Hint: Please keep in mind that the question asked whether money supply growth rate will increase or not (by the Fed) and why so.

d) Using the Keynesian Cross model diagram (The diagram with 45 degree line by splitting AD (C+I+G+NX) on the vertical axis and RGDP on the horizontal axis, See in Ch. 9,10 & 13 of the textbook) and equation, critically and briefly illustrate the short run and long run economic impact (negative effect on RGDP growth, employment, and other variables) of Recent "Sequester" measure of $85 billion (automatic spending cut of Government spending, G) passed by the US Congress.
(Hint: The impact will be in terms of major macroeconomic variables of US economy such as GDP growth, unemployment rate, interest rates, and inflation). 3 pts.

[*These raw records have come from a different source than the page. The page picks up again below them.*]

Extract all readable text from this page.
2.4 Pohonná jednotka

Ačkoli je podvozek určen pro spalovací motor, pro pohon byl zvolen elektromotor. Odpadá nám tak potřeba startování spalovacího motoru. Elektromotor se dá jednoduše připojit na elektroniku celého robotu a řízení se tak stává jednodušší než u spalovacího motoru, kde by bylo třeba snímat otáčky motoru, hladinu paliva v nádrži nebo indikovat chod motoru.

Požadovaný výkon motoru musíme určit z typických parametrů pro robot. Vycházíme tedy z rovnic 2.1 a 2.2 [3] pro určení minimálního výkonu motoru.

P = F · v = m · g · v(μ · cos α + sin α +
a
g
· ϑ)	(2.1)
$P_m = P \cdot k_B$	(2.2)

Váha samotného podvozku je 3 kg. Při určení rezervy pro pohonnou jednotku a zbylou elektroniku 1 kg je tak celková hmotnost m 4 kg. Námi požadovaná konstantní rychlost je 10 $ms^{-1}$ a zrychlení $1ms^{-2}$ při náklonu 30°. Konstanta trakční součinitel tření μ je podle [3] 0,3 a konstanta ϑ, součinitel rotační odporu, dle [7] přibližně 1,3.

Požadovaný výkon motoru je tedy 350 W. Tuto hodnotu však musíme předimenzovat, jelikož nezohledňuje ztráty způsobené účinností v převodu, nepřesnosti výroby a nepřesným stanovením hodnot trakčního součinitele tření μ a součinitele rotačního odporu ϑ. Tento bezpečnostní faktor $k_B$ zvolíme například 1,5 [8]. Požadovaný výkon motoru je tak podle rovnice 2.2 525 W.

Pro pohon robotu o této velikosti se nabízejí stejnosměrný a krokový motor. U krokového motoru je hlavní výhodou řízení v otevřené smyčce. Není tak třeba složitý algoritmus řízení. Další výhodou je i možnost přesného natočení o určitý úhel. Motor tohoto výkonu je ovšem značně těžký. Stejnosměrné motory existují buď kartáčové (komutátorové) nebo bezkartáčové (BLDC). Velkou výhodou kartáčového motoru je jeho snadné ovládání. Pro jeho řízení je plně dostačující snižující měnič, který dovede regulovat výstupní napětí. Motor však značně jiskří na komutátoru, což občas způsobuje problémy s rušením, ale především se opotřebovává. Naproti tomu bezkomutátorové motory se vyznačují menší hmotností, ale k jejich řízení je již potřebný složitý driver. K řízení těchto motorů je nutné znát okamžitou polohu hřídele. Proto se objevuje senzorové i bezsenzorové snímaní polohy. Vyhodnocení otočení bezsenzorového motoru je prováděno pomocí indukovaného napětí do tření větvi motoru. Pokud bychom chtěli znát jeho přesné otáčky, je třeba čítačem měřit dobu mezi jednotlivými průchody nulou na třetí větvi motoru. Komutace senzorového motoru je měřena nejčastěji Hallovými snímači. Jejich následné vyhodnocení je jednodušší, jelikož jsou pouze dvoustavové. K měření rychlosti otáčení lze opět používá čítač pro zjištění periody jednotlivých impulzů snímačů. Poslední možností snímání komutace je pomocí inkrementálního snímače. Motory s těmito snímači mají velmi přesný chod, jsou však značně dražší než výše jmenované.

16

However, many critics contended that this "sequester" measure is only temporary and too small given the $4T US government budget to have a significant impact on the economy. Therefore, many economists considered this spending cut as too small to bring the economy back into recession. Do you agree or disagree with this contention?
Hint: You may also observe he most recent economic trend and the stock prices in the Wall Street, especially during the end of the second quarter of 2013. 2 pts.

Also, as part of your answer, you may include all pros and cons you might think in supporting your answer. You may also give a reference to the then economic trends in the context of consumer confidence, political bickering on the issue of debt ceiling, and government shut-down, unemployment rate and job creation for Aug and Sep 2013, stock market volatility, Housing market rebound, etc.